J’ajouterai dans ce cadre, que j’ai fait voter lors du dernier conseil d’administration, le passage de 40 à 60 000 euros de l’indemnité forfaitaire de décès. Une augmentation de 50 %. La Carmf est aujourd’hui le seul organisme qui assure sans conditions, l’espace de vie entre 65 et 70 ans en cas de poursuite d’activité. Les confrères ne cotisent pas à fonds perdu. En cas de décès, c’est le conjoint survivant qui touchera cet argent.

Depuis plusieurs années, du fait de la démographie déclinante ou d’une insuffisance de revenus, des médecins arrivés à l’âge de la retraite choisissent de continuer à exercer sous le régime du cumul emploi-retraite. Quelle est votre analyse de la situation aujourd’hui ?

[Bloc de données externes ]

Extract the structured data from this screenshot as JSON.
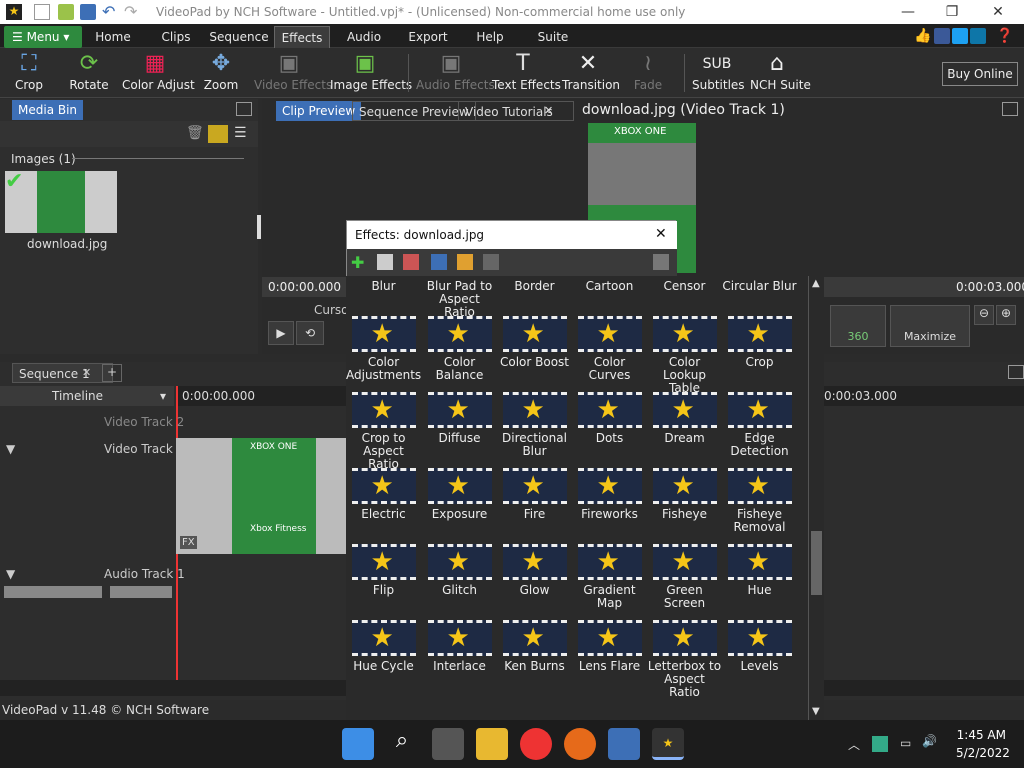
{
  "window": {
    "title": "VideoPad by NCH Software - Untitled.vpj* - (Unlicensed) Non-commercial home use only"
  },
  "menubar": {
    "menu_label": "Menu",
    "tabs": [
      "Home",
      "Clips",
      "Sequence",
      "Effects",
      "Audio",
      "Export",
      "Help",
      "Suite"
    ],
    "active_tab": "Effects"
  },
  "toolbar": {
    "items": [
      {
        "label": "Crop",
        "icon": "crop-icon",
        "enabled": true
      },
      {
        "label": "Rotate",
        "icon": "rotate-icon",
        "enabled": true
      },
      {
        "label": "Color Adjust",
        "icon": "color-adjust-icon",
        "enabled": true
      },
      {
        "label": "Zoom",
        "icon": "zoom-icon",
        "enabled": true
      },
      {
        "label": "Video Effects",
        "icon": "video-effects-icon",
        "enabled": false
      },
      {
        "label": "Image Effects",
        "icon": "image-effects-icon",
        "enabled": true
      },
      {
        "label": "Audio Effects",
        "icon": "audio-effects-icon",
        "enabled": false
      },
      {
        "label": "Text Effects",
        "icon": "text-effects-icon",
        "enabled": true
      },
      {
        "label": "Transition",
        "icon": "transition-icon",
        "enabled": true
      },
      {
        "label": "Fade",
        "icon": "fade-icon",
        "enabled": false
      },
      {
        "label": "Subtitles",
        "icon": "subtitles-icon",
        "enabled": true
      },
      {
        "label": "NCH Suite",
        "icon": "nch-suite-icon",
        "enabled": true
      }
    ],
    "buy_online": "Buy Online"
  },
  "media_bin": {
    "tab": "Media Bin",
    "section": "Images (1)",
    "item": "download.jpg"
  },
  "preview": {
    "tabs": [
      "Clip Preview",
      "Sequence Preview",
      "Video Tutorials"
    ],
    "active_tab": "Clip Preview",
    "title": "download.jpg (Video Track 1)",
    "time_start": "0:00:00.000",
    "time_end": "0:00:03.000",
    "cursor_label": "Cursor",
    "maximize": "Maximize",
    "badge_360": "360",
    "thumb_brand": "XBOX ONE"
  },
  "sequence": {
    "tab": "Sequence 1",
    "timeline_label": "Timeline",
    "ruler_start": "0:00:00.000",
    "ruler_end": "0:00:03.000",
    "tracks": [
      "Video Track 2",
      "Video Track 1",
      "Audio Track 1"
    ],
    "clip_brand": "XBOX ONE",
    "clip_sub": "Xbox Fitness",
    "fx_label": "FX"
  },
  "status": {
    "version": "VideoPad v 11.48 © NCH Software"
  },
  "effects_dialog": {
    "title": "Effects: download.jpg",
    "header_row": [
      "Blur",
      "Blur Pad to Aspect Ratio",
      "Border",
      "Cartoon",
      "Censor",
      "Circular Blur"
    ],
    "rows": [
      [
        "Color Adjustments",
        "Color Balance",
        "Color Boost",
        "Color Curves",
        "Color Lookup Table",
        "Crop"
      ],
      [
        "Crop to Aspect Ratio",
        "Diffuse",
        "Directional Blur",
        "Dots",
        "Dream",
        "Edge Detection"
      ],
      [
        "Electric",
        "Exposure",
        "Fire",
        "Fireworks",
        "Fisheye",
        "Fisheye Removal"
      ],
      [
        "Flip",
        "Glitch",
        "Glow",
        "Gradient Map",
        "Green Screen",
        "Hue"
      ],
      [
        "Hue Cycle",
        "Interlace",
        "Ken Burns",
        "Lens Flare",
        "Letterbox to Aspect Ratio",
        "Levels"
      ]
    ]
  },
  "taskbar": {
    "time": "1:45 AM",
    "date": "5/2/2022",
    "apps": [
      "start-icon",
      "search-icon",
      "task-view-icon",
      "file-explorer-icon",
      "chrome-icon",
      "firefox-icon",
      "remote-desktop-icon",
      "videopad-icon"
    ]
  }
}
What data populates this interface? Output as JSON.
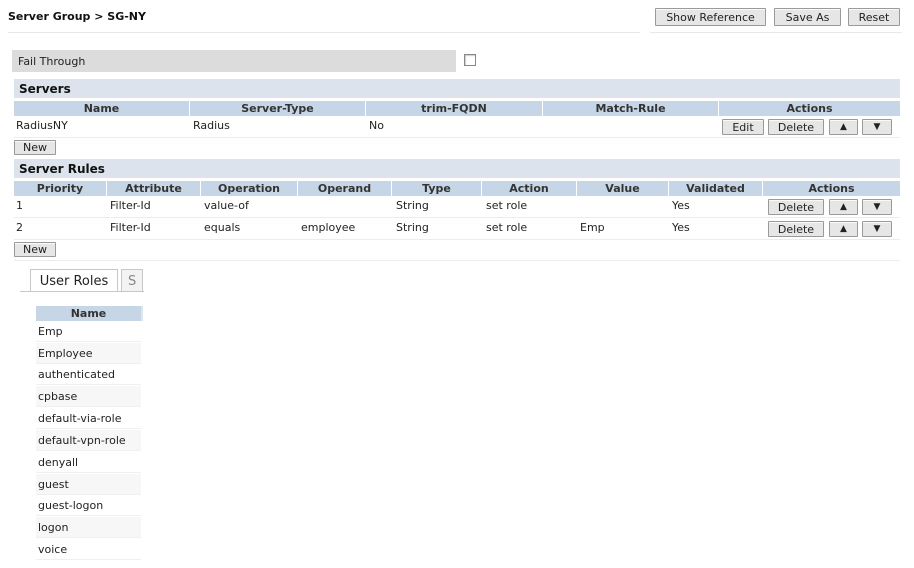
{
  "header": {
    "breadcrumb": "Server Group > SG-NY",
    "show_reference": "Show Reference",
    "save_as": "Save As",
    "reset": "Reset"
  },
  "fail_through": {
    "label": "Fail Through",
    "checked": false
  },
  "servers": {
    "title": "Servers",
    "columns": [
      "Name",
      "Server-Type",
      "trim-FQDN",
      "Match-Rule",
      "Actions"
    ],
    "rows": [
      {
        "name": "RadiusNY",
        "server_type": "Radius",
        "trim_fqdn": "No",
        "match_rule": ""
      }
    ],
    "edit_label": "Edit",
    "delete_label": "Delete",
    "up_glyph": "▲",
    "down_glyph": "▼",
    "new_label": "New"
  },
  "server_rules": {
    "title": "Server Rules",
    "columns": [
      "Priority",
      "Attribute",
      "Operation",
      "Operand",
      "Type",
      "Action",
      "Value",
      "Validated",
      "Actions"
    ],
    "rows": [
      {
        "priority": "1",
        "attribute": "Filter-Id",
        "operation": "value-of",
        "operand": "",
        "type": "String",
        "action": "set role",
        "value": "",
        "validated": "Yes"
      },
      {
        "priority": "2",
        "attribute": "Filter-Id",
        "operation": "equals",
        "operand": "employee",
        "type": "String",
        "action": "set role",
        "value": "Emp",
        "validated": "Yes"
      }
    ],
    "delete_label": "Delete",
    "up_glyph": "▲",
    "down_glyph": "▼",
    "new_label": "New"
  },
  "tabs": {
    "user_roles": "User Roles",
    "second": "S"
  },
  "user_roles": {
    "column": "Name",
    "items": [
      "Emp",
      "Employee",
      "authenticated",
      "cpbase",
      "default-via-role",
      "default-vpn-role",
      "denyall",
      "guest",
      "guest-logon",
      "logon",
      "voice"
    ]
  }
}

Compte tenu des décrets édictés par l’Etat sur le cumul emploi retraite, il s’agit d’une très mauvaise mesure qui s’est retournée contre nos confrères. Un très grand nombre d’entre eux qui ont débuté ce type d’activité, l’arrêtent assez rapidement compte tenu des charges. Puisqu’il y a un apport de revenus complémentaires, il y a une augmentation d’impôts importante, les confrères n’avaient pas compris qu’il s’agit d’un revenu fiscal. Il y a une déclaration à l’Urssaf, qui vient prendre sa part sur ce qu’ils gagnent et nous CARMF, nous sommes obligés de prendre une cotisation qui ne leur donnera pas de points. La réforme du temps choisi, visait à réparer ces injustices.

Les aménagements apportés par Xavier Bertrand et François Fillon, pour dépénaliser le cumul emploi retraite lors du précédent quinquennat n’ont donc pas été suffisants ?

Clairement non. On m’a fait comprendre que cette réforme ne plaisait pas au ministère des Finances. De toutes manières, ce ministère ne fait strictement aucun effort pour produire des textes qui amélioreraient notre situation. Bien au contraire puisque depuis le 1er janvier 2016, le régime de base prélève une cotisation minimale forfaitaire de 448 euros chez les confrères pratiquant le cumul emploi retraite dont les revenus sont nuls ou négatifs. Donc, les prélèvements s’alourdissent et les fonctionnaires du ministère des Finances font tout ce qu’ils peuvent pour empêcher ce cumul.

Il n’est un secret pour personne que les relations entre Gérard Maudrux, votre prédécesseur, et la Tutelle étaient épouvantables à la fin de son dernier mandat. La CARMF a également été mise sous tutelle, tout comme les autres caisses de professions libérales et la gouvernance a été remaniée. Quelles relations entretenez-vous avec le gouvernement  ?

Elles sont cordiales. Je n’ai pas le moindre sujet de conflit en cours. Je continue à faire valoir notre point de vue et les droits de la CARMF, mais les rapports sont courtois. J’ai pris l’engagement de ne parler que de la CARMF, ce que je fais dans mes éditoriaux. Néanmoins, nous avons toujours des points de désaccord et je déplore toujours que mes courriers soient rarement suivis d’une réponse. Je peux comprendre qu’après 15 ans à ce régime, le Dr Maudrux soit devenus plus agressif en fin de mandat.

 

Mis à jour le vendredi 25 novembre à 12 h 53.